Postdoc Grzegorz has been awarded a Marie Skłodowskiej-Curie fellowship from the European Commission. Congratulations!
A press release can be found HERE. The Stony Brook CE-TAS spectrometer is in the Polish news!
While non-perturbative high harmonic generation (HHG) has been a hot topic for decades, cascaded HHG is also a very rich problem and can have much higher efficiency. In collaboration with the Diddams group at NIST, we’ve investigated frequency comb generation via cascaded HHG in PPLN waveguides. A recently submitted paper can be found here: https://arxiv.org/abs/2102.04670
After getting all the systematics under control, we have written a paper on our broadband cavity-enhanced transient absorption spectrometer. This takes CE-TAS from a one-of demonstration to a real chemical physics tool. The paper is available on the arXiv here: https://arxiv.org/abs/2102.04981
With recent/upcoming graduations, we have several projects available for graduate students to do research in the Allison lab. Please contact Tom Allison if interested.
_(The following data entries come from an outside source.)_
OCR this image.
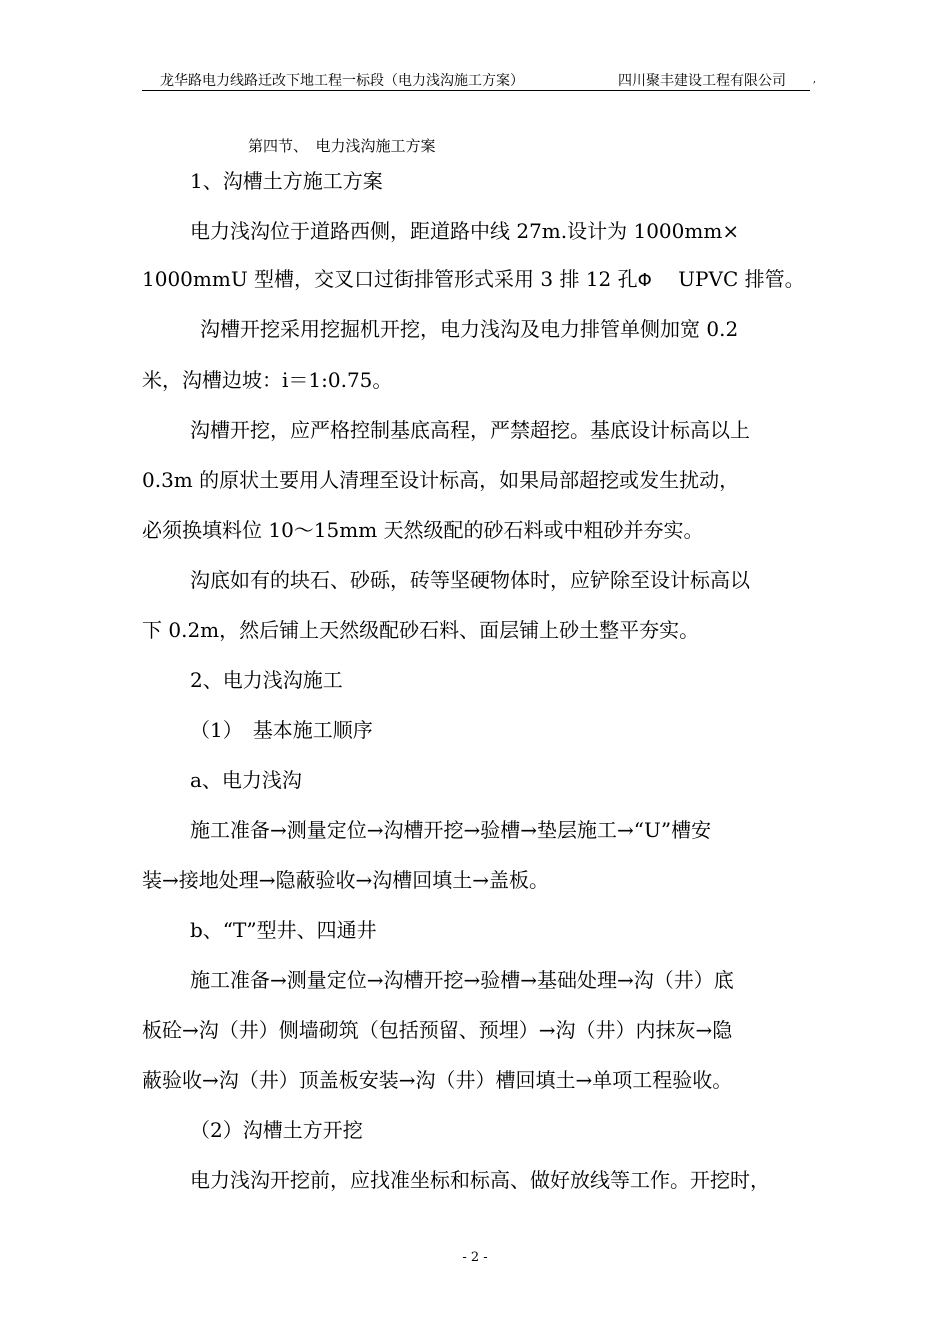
龙华路电力线路迁改下地工程一标段（电力浅沟施工方案）	四川聚丰建设工程有限公司	,
第四节、　电力浅沟施工方案
1、沟槽土方施工方案
电力浅沟位于道路西侧，距道路中线 27m.设计为 1000mm×
1000mmU 型槽，交叉口过街排管形式采用 3 排 12 孔Φ　 UPVC 排管。
沟槽开挖采用挖掘机开挖，电力浅沟及电力排管单侧加宽 0.2
米，沟槽边坡：i＝1:0.75。
沟槽开挖，应严格控制基底高程，严禁超挖。基底设计标高以上
0.3m 的原状土要用人清理至设计标高，如果局部超挖或发生扰动，
必须换填料位 10～15mm 天然级配的砂石料或中粗砂并夯实。
沟底如有的块石、砂砾，砖等坚硬物体时，应铲除至设计标高以
下 0.2m，然后铺上天然级配砂石料、面层铺上砂土整平夯实。
2、电力浅沟施工
（1）　基本施工顺序
a、电力浅沟
施工准备→测量定位→沟槽开挖→验槽→垫层施工→“U”槽安
装→接地处理→隐蔽验收→沟槽回填土→盖板。
b、“T”型井、四通井
施工准备→测量定位→沟槽开挖→验槽→基础处理→沟（井）底
板砼→沟（井）侧墙砌筑（包括预留、预埋）→沟（井）内抹灰→隐
蔽验收→沟（井）顶盖板安装→沟（井）槽回填土→单项工程验收。
（2）沟槽土方开挖
电力浅沟开挖前，应找准坐标和标高、做好放线等工作。开挖时，
- 2 -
Usually, we update the group photo every Spring. Due to the COVID-19 pandemic, we now all work remotely. So our latest group photo is a screenshot of a Zoom meeting…
All are doing OK so far, with many projects to work on remotely. We remain motivated by our basic science goals, realizing that basic science, including the development of tools to image the microscopic, underlies underlies much of our modern-day scientific framework for understanding the novel coronavirus.